Pela primeira vez no Concelho de Vila Franca de Xira o CDS-PP tem uma bancada própria na Assembleia Municipal, cabendo neste momento à Dr.ª Ana Belchior representar o nosso partido nessa Assembleia.

Na Assembleia Municipal realizada hoje dia 22 de Dezembro em Alverca do Ribatejo foram apresentadas as Grandes Opções do Plano para 2012-2015 e o Orçamento Municipal para 2012. O CDS-PP votou contra tais propostas e argumentou o sentido desta opção  pela voz da nossa Deputada Municipal. Por nos parecer importante e oportuno publicamos a parte final da fundamentação do nosso sentido de voto.

” A CMVFX está endividada em 14.202.000, no longo prazo.

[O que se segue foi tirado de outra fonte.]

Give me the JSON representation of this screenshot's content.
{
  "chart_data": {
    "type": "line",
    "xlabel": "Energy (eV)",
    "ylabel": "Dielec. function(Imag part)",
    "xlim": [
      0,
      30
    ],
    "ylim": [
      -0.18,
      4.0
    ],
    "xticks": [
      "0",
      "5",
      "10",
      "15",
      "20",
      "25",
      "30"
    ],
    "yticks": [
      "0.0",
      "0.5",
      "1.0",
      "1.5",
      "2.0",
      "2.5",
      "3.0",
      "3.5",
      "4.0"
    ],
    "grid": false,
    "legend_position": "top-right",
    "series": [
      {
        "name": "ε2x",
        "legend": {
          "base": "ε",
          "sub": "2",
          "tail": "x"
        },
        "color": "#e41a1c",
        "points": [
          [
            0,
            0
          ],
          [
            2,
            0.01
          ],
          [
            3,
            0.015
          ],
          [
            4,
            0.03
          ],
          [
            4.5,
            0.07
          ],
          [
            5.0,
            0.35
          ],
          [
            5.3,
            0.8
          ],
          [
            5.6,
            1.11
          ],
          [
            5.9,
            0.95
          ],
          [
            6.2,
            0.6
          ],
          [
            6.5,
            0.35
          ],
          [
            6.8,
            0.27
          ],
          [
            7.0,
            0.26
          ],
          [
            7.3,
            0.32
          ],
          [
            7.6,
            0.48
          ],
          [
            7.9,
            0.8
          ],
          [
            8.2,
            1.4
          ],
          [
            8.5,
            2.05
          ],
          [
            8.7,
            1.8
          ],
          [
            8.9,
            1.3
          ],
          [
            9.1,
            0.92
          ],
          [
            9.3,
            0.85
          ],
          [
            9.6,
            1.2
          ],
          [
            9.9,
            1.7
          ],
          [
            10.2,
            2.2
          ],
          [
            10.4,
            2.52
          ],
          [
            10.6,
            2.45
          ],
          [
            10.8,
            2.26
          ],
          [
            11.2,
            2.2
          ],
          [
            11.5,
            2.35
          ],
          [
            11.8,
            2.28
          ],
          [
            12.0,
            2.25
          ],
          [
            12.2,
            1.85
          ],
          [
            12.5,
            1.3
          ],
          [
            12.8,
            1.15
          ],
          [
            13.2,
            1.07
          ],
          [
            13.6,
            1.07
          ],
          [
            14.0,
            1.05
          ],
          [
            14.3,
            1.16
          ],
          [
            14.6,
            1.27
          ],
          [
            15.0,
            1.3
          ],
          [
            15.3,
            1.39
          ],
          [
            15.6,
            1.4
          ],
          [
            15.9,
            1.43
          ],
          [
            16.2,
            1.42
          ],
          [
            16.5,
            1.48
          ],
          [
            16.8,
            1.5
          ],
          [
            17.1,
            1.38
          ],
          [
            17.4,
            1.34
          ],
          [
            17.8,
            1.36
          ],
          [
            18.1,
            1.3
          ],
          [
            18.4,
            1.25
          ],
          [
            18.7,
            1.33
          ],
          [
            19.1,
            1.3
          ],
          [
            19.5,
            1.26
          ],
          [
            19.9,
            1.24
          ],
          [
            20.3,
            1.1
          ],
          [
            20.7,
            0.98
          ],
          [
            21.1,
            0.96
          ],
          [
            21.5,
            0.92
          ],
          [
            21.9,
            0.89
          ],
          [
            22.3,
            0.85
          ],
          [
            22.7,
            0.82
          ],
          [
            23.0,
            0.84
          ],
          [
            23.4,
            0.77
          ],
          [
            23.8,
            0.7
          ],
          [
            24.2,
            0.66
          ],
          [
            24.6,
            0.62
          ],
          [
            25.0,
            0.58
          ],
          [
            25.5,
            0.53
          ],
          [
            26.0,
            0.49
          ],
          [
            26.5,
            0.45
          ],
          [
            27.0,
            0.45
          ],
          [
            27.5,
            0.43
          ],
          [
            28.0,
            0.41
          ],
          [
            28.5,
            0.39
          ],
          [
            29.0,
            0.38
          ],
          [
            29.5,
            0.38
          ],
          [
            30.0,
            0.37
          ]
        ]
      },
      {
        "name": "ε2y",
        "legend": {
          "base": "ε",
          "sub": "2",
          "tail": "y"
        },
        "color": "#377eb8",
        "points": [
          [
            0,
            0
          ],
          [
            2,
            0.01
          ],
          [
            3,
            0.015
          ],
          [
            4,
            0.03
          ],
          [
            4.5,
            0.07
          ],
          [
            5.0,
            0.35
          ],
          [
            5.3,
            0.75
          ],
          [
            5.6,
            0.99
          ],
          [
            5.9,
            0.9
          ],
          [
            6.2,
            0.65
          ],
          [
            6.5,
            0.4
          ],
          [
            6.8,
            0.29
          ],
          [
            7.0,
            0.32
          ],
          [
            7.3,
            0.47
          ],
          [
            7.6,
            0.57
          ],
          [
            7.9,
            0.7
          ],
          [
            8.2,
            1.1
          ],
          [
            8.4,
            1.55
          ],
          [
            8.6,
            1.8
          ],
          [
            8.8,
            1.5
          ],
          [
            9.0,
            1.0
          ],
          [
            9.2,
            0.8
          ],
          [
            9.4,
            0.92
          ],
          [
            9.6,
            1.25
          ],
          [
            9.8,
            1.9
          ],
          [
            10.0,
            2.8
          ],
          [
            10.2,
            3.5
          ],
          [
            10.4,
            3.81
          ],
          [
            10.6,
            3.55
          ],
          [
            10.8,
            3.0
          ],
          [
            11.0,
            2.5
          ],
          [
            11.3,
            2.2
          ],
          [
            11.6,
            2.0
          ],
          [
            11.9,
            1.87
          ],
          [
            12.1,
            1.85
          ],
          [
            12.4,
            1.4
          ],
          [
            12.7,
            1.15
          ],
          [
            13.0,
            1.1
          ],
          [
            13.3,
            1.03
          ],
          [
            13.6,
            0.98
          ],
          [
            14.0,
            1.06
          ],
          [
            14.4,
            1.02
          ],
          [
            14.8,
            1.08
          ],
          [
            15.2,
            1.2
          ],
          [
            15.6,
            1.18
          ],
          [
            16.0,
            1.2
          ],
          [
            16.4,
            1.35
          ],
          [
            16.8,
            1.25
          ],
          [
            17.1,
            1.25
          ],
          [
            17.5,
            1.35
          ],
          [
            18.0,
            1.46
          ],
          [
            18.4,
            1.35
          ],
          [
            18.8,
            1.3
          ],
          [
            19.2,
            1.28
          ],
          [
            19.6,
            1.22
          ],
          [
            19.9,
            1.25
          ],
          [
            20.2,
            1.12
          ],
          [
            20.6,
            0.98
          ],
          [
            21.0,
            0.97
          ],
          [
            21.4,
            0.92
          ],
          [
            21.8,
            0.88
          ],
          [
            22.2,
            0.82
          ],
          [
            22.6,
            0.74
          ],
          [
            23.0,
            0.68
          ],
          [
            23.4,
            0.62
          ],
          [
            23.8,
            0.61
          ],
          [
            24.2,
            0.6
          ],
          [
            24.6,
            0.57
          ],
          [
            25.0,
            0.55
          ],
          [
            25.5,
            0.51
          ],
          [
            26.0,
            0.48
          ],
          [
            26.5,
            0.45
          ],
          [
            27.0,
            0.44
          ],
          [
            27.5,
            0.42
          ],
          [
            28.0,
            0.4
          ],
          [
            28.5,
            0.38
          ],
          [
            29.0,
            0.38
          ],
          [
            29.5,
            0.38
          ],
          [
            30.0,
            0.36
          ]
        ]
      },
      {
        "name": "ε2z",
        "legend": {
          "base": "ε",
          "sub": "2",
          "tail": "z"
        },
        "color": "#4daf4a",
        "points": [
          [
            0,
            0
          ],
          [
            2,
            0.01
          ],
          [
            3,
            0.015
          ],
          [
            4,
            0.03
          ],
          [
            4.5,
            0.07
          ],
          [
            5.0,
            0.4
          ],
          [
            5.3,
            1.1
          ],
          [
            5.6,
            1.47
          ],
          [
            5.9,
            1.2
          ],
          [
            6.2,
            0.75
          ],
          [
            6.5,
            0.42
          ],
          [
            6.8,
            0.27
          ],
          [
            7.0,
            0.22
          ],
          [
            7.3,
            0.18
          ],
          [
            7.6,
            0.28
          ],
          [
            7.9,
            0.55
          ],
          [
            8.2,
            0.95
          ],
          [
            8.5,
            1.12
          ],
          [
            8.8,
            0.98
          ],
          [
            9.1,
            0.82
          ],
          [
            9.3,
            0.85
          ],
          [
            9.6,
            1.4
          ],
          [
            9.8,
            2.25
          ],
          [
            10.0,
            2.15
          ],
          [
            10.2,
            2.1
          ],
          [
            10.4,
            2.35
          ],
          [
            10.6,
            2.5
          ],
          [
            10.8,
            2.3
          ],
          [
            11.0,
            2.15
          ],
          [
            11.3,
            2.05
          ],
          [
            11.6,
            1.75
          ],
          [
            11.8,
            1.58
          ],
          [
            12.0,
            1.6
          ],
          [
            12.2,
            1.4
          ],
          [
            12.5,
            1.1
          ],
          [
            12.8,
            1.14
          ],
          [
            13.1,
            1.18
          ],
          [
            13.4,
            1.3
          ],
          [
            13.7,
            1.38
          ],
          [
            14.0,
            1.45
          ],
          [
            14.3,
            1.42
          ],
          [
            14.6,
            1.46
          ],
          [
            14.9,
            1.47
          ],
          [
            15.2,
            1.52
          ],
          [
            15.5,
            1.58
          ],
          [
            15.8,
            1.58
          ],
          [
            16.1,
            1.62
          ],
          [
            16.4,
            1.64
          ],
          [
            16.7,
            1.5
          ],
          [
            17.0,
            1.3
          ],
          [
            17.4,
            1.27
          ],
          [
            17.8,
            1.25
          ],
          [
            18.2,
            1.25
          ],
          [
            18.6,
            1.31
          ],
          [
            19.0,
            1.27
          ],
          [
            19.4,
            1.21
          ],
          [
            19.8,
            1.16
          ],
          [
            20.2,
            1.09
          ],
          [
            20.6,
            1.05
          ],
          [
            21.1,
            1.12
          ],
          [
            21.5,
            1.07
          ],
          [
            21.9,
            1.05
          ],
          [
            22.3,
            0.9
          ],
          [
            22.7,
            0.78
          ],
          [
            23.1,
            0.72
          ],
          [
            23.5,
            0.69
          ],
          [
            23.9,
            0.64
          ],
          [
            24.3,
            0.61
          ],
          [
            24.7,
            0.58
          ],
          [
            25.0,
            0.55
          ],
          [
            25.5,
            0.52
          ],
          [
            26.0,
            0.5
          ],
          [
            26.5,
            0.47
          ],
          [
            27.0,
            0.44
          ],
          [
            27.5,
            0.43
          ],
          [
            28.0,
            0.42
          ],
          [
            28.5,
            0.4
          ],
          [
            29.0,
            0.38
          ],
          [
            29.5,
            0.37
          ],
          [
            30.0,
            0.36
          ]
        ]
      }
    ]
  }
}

Este orçamento “é mais do mesmo”, nem prevê, formas de redução efectiva e com significado da despesa quer corrente, quer a médio – longo prazo, que permita a eliminação significativa dos encargos com financiamentos por via antecipada, para libertar, meios financeiros, para afectar a investimentos mais úteis e que sejam sustentáveis por si.

 Não prevê, por exemplo nenhum estudo ou planificação e treino ou simulação com o envolvimento da população em sentido lato, de medidas de protecção civil em caso de sismo, nem nenhum levantamento do estado de conservação estrutural de edifícios, para saber da possibilidade da percentagem de derrocada em caso de sismo, numa zona, onde existe uma enorme falha geológica, parece ser uma lacuna estratégica, para a sobrevivência do concelho em caso de uma catástrofe desta natureza.

Não prevê, por exemplo, melhorias nas escolas pré-primárias e primárias, para a eliminação de barreiras arquitectónicas que minimizem o risco de acidente nas crianças, esta situação é facilmente observada.

 Na segurança de pessoas e bens, nada encontro, nem no plano nem no orçamento, de medidas ou investimentos para o combate  e dissuasão de crimes, por qualquer via e muito menos por videovigilância.

Nada detecto sobre apoio à vítima, em sentido lato, nem violência doméstica, nem protecção de idosos.

 Nas medidas anti-pobreza, existe o que poderá ser uma tímida menção no orçamento, em “apoio directo a famílias”, mas não mais do que isto, nada de concreto.

Nos animais errantes, nada encontro nem no plano nem no orçamento especificamente para esta área, como por exemplo um plano de esterilização, assim como um programa cívico, para os donos de animais que usualmente sujam os passeios e espaços verdes.  

 Globalmente, pela tímida redução dos gastos globais em 15,47%, nota-se da análise do orçamento, que existem varias rubricas, que ainda não evidenciam montante a gastar, conjugado, com outras cujos gastos, são históricos, mas nada acrescentam ao esforço de redução de gastos, mas que somados, o seu peso seria de notar.

 Este orçamento, prevê receitas correntes e de capital, prevendo-se em larga medida que essa contribuição seja repartida entre impostos e transferências do Estado Central, contudo, nada se encontra, sobre a sustentabilidade financeira, dos projectos em curso, quer os previstos, como seja dos projectos de investimento uma análise custo benefício de cada um ( fluxos de caixa), nem no plano existe a explicação da necessidade de tais gastos, nem a justificação de um investimento em detrimento de outro.

 Por fim, no inicio do orçamento da CMVFX, é mencionado o desenvolvimento económico sustentado, mas não se encontra evidência de qualquer proposta no sentido de diminuir a taxa de derrama sobre as empresas ou do IMI sobre os particulares, ou até de qualquer outra taxa, aliás prevê-se uma aumento da receita de coimas e de outras infracções.

De notar que sendo o período económico de 2010, um ano de contracção económica, a CMVFX aplicou a taxa máxima de derrama às empresas, neste orçamento de 2012 parece ir no mesmo sentido “.